On Tuesday, December 11, 2012 1:20:48 PM UTC-5, paul wrote: > Does a multiple regression with all dummy (indicator) variables make > sense?
> In recent years my students have been taught that an alternative to > using the ANOVA technique is to run a multiple regression analysis using > all dummy variables.
> I thought you needed at least one measured (scalar?) variable among > the explanatory variables -- it makes no sense to do a scatter plot > on just a dummy variable,
It does to me. For example, do a scatter plot of salary v. gender (0 = male, 1 = female). You get two columns of points, from which you can eyeball both differences in location (mean/median) and dispersion (range/standard deviation).
> so what on earth is this "line" (or surface) you are getting from the > regression?

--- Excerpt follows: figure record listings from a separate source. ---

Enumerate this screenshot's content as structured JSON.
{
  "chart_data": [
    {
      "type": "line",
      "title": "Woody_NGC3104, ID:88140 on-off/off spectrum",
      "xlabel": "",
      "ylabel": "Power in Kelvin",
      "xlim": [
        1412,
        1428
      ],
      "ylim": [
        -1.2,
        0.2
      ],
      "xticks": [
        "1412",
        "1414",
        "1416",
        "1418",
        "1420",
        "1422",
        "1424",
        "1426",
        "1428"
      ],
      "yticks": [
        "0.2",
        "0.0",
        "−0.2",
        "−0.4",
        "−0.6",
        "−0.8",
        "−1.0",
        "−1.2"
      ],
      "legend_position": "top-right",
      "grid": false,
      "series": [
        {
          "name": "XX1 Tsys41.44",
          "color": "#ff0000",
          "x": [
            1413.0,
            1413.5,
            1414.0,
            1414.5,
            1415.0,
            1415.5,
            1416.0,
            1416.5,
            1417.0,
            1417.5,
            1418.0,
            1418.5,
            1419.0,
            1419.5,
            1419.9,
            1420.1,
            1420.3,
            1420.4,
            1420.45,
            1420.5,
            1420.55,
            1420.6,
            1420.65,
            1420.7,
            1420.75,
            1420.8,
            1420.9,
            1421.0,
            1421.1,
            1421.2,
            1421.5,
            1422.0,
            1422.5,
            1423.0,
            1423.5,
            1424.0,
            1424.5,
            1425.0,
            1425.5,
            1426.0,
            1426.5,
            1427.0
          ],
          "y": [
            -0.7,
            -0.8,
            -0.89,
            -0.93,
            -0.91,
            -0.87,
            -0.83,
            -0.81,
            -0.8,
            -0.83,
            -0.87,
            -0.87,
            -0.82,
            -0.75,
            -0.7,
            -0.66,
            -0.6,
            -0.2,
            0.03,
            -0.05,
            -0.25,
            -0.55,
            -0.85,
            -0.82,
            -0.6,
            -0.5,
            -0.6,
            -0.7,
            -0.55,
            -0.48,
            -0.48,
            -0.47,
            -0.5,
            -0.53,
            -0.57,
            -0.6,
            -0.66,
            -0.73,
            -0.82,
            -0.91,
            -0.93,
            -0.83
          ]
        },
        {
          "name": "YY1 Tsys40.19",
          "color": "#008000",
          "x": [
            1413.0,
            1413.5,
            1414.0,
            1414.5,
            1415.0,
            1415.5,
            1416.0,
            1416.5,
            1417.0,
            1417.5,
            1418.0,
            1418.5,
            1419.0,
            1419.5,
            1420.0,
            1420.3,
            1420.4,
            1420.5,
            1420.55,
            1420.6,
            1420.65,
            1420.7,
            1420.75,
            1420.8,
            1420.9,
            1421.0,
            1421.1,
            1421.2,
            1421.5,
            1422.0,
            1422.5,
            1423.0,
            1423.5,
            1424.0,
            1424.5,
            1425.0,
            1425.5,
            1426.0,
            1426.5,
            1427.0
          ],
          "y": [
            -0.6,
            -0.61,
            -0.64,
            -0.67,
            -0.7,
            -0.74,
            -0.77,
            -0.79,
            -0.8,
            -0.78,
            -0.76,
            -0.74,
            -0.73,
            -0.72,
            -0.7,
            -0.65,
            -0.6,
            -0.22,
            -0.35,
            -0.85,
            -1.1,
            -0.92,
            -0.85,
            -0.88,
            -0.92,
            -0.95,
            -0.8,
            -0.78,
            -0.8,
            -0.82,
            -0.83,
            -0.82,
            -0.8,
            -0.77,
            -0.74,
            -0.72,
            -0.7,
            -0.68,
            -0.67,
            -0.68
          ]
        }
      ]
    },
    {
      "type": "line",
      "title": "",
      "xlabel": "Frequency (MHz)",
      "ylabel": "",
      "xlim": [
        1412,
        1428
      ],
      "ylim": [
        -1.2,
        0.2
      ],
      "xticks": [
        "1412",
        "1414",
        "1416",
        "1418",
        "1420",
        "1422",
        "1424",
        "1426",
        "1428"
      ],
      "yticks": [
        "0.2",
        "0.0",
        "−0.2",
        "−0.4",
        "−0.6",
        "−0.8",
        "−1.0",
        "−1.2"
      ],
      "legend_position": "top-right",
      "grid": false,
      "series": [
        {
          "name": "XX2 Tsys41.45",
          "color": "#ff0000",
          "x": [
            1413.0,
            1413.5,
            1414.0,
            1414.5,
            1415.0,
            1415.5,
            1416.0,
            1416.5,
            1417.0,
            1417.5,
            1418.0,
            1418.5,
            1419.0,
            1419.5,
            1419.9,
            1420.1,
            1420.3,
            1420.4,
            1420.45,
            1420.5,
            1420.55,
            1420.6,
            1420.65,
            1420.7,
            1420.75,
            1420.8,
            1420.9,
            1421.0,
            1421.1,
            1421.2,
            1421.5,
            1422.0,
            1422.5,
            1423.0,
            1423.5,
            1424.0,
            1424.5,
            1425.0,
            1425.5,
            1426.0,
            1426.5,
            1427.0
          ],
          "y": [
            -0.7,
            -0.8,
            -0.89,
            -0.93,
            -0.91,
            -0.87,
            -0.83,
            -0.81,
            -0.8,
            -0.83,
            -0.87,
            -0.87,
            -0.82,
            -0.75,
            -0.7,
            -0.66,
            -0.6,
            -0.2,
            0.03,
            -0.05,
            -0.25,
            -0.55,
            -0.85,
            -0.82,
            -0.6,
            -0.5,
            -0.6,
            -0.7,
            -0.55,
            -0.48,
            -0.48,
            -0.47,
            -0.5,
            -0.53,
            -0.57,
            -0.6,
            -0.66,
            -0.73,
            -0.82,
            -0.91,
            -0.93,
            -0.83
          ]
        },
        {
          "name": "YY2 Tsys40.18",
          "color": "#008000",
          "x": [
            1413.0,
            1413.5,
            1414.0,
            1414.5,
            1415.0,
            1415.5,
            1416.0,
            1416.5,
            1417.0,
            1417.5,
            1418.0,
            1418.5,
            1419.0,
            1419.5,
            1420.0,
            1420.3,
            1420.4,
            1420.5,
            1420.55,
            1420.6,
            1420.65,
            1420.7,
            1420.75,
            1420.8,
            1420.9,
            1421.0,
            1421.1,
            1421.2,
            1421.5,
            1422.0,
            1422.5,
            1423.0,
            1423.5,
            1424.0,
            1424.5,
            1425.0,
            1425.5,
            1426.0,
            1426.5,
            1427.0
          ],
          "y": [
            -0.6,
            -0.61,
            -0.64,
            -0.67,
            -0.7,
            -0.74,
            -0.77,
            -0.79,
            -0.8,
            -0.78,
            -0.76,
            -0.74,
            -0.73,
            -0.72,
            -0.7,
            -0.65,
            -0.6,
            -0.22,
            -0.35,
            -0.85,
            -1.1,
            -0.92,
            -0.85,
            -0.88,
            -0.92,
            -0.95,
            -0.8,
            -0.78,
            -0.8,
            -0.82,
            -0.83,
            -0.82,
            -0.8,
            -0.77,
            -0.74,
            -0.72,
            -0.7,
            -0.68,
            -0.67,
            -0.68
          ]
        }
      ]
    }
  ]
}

It provides the conditional mean of the response variable as a linear function of the indicators. I suspect your concern is grounded at least partly in the fact that the function only makes sense when the arguments are all zeros and ones (i.e., the domain is discrete). That's also true, though, of other models you might find more intuitive. Suppose I regress towing power on the number of locomotives in a train. The domain of the predictor variable is discrete, so most of the points on a regression line would not represent any real-world scenario; but we still draw the line rather than discrete points for the mean power for each number of engines (and drawing discrete points rather than a line would not change the fact that the mean power is a linear function of the number of engines).